However, in a lengthy report into the sector, the Competition and Consumer Protection Commission (CCPC), which is chaired is Isolde Goggin, effectively found that banks’ difficulty repossessing homes after a default is a significant factor in the high cost of Irish credit. The report was commissioned because mortgage interest costs here are the highest in Europe.
Among its findings, the CCPC warned that cashback deals that hand borrowers back a fixed percentage of their total mortgage at the start of the loan have become increasingly common, along with interest rate discounts for customers who move current accounts when they get a loan. While the report said the deals could be seen as competitive behaviour by lenders, the effect can be bad for customers.
“It could be argued they represent a sophisticated attempt to manipulate consumer behaviour.
It said that without a “clear stated vision” there is a danger the housing and mortgage markets will again put the solvency of the banking system at risk and impact the economy.
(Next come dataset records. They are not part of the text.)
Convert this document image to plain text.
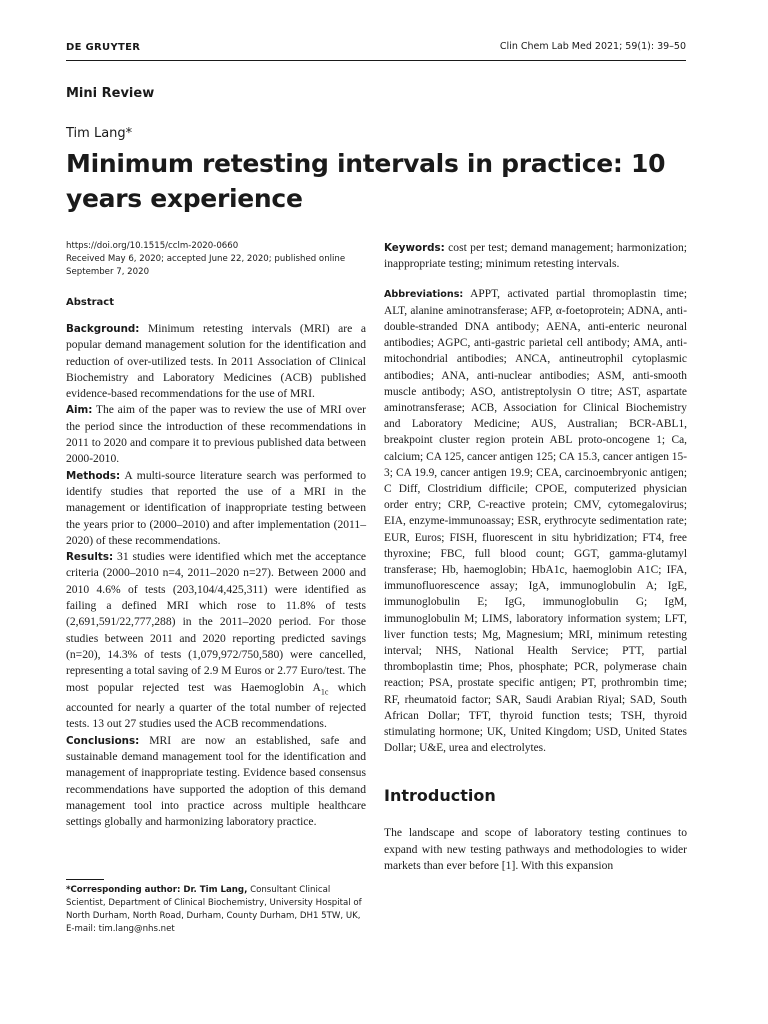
DE GRUYTER	Clin Chem Lab Med 2021; 59(1): 39–50
Mini Review
Tim Lang*
Minimum retesting intervals in practice: 10 years experience

https://doi.org/10.1515/cclm-2020-0660

Received May 6, 2020; accepted June 22, 2020; published online September 7, 2020

Abstract

Background: Minimum retesting intervals (MRI) are a popular demand management solution for the identification and reduction of over-utilized tests. In 2011 Association of Clinical Biochemistry and Laboratory Medicines (ACB) published evidence-based recommendations for the use of MRI.
Aim: The aim of the paper was to review the use of MRI over the period since the introduction of these recommendations in 2011 to 2020 and compare it to previous published data between 2000-2010.
Methods: A multi-source literature search was performed to identify studies that reported the use of a MRI in the management or identification of inappropriate testing between the years prior to (2000–2010) and after implementation (2011–2020) of these recommendations.
Results: 31 studies were identified which met the acceptance criteria (2000–2010 n=4, 2011–2020 n=27). Between 2000 and 2010 4.6% of tests (203,104/4,425,311) were identified as failing a defined MRI which rose to 11.8% of tests (2,691,591/22,777,288) in the 2011–2020 period. For those studies between 2011 and 2020 reporting predicted savings (n=20), 14.3% of tests (1,079,972/750,580) were cancelled, representing a total saving of 2.9 M Euros or 2.77 Euro/test. The most popular rejected test was Haemoglobin $A_{1c}$ which accounted for nearly a quarter of the total number of rejected tests. 13 out 27 studies used the ACB recommendations.
Conclusions: MRI are now an established, safe and sustainable demand management tool for the identification and management of inappropriate testing. Evidence based consensus recommendations have supported the adoption of this demand management tool into practice across multiple healthcare settings globally and harmonizing laboratory practice.

*Corresponding author: Dr. Tim Lang, Consultant Clinical Scientist, Department of Clinical Biochemistry, University Hospital of North Durham, North Road, Durham, County Durham, DH1 5TW, UK,
E-mail: tim.lang@nhs.net

Keywords: cost per test; demand management; harmonization; inappropriate testing; minimum retesting intervals.

Abbreviations: APPT, activated partial thromoplastin time; ALT, alanine aminotransferase; AFP, α-foetoprotein; ADNA, anti-double-stranded DNA antibody; AENA, anti-enteric neuronal antibodies; AGPC, anti-gastric parietal cell antibody; AMA, anti-mitochondrial antibodies; ANCA, antineutrophil cytoplasmic antibodies; ANA, anti-nuclear antibodies; ASM, anti-smooth muscle antibody; ASO, antistreptolysin O titre; AST, aspartate aminotransferase; ACB, Association for Clinical Biochemistry and Laboratory Medicine; AUS, Australian; BCR-ABL1, breakpoint cluster region protein ABL proto-oncogene 1; Ca, calcium; CA 125, cancer antigen 125; CA 15.3, cancer antigen 15-3; CA 19.9, cancer antigen 19.9; CEA, carcinoembryonic antigen; C Diff, Clostridium difficile; CPOE, computerized physician order entry; CRP, C-reactive protein; CMV, cytomegalovirus; EIA, enzyme-immunoassay; ESR, erythrocyte sedimentation rate; EUR, Euros; FISH, fluorescent in situ hybridization; FT4, free thyroxine; FBC, full blood count; GGT, gamma-glutamyl transferase; Hb, haemoglobin; HbA1c, haemoglobin A1C; IFA, immunofluorescence assay; IgA, immunoglobulin A; IgE, immunoglobulin E; IgG, immunoglobulin G; IgM, immunoglobulin M; LIMS, laboratory information system; LFT, liver function tests; Mg, Magnesium; MRI, minimum retesting interval; NHS, National Health Service; PTT, partial thromboplastin time; Phos, phosphate; PCR, polymerase chain reaction; PSA, prostate specific antigen; PT, prothrombin time; RF, rheumatoid factor; SAR, Saudi Arabian Riyal; SAD, South African Dollar; TFT, thyroid function tests; TSH, thyroid stimulating hormone; UK, United Kingdom; USD, United States Dollar; U&E, urea and electrolytes.

Introduction

The landscape and scope of laboratory testing continues to expand with new testing pathways and methodologies to wider markets than ever before [1]. With this expansion
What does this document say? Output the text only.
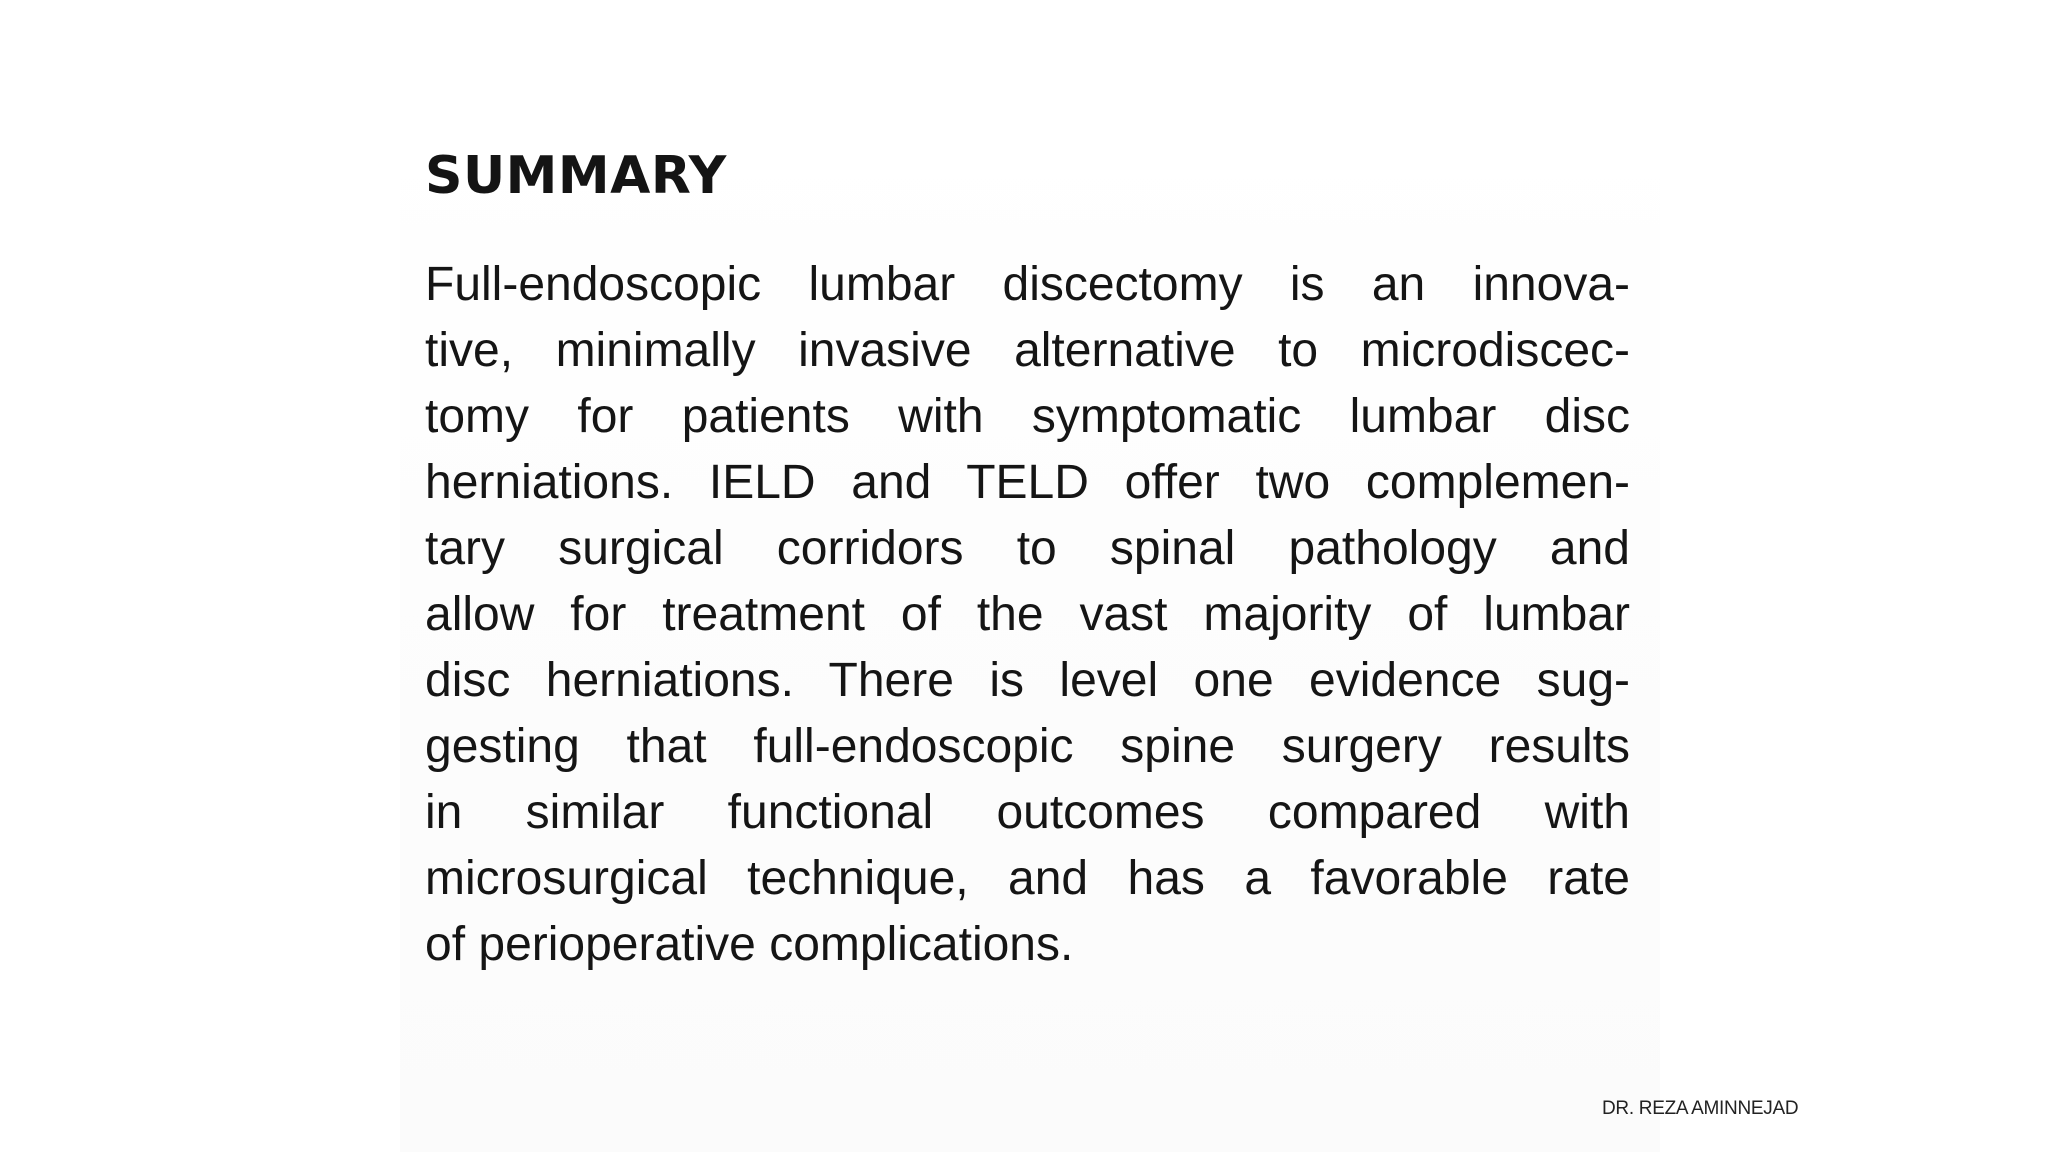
SUMMARY
Full-endoscopic lumbar discectomy is an innova-
tive, minimally invasive alternative to microdiscec-
tomy for patients with symptomatic lumbar disc
herniations. IELD and TELD offer two complemen-
tary surgical corridors to spinal pathology and
allow for treatment of the vast majority of lumbar
disc herniations. There is level one evidence sug-
gesting that full-endoscopic spine surgery results
in similar functional outcomes compared with
microsurgical technique, and has a favorable rate
of perioperative complications.
DR. REZA AMINNEJAD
It called for changes including actively encouraging new players, a shift to more fixed rate loans and clearer pricing.
But the report also blamed high levels of default here for driving up costs.
“This means that more bank capital is needed to write a mortgage in Ireland, and as a result a loan is more costly.”
While not calling for a ramp up in evictions, the CCPC said the courts could issue “suspended” possession orders that can be triggered if defaults reoccur, rather than let legal cases roll-on, and wants an interdepartmental working group to consider changes to repossession policy.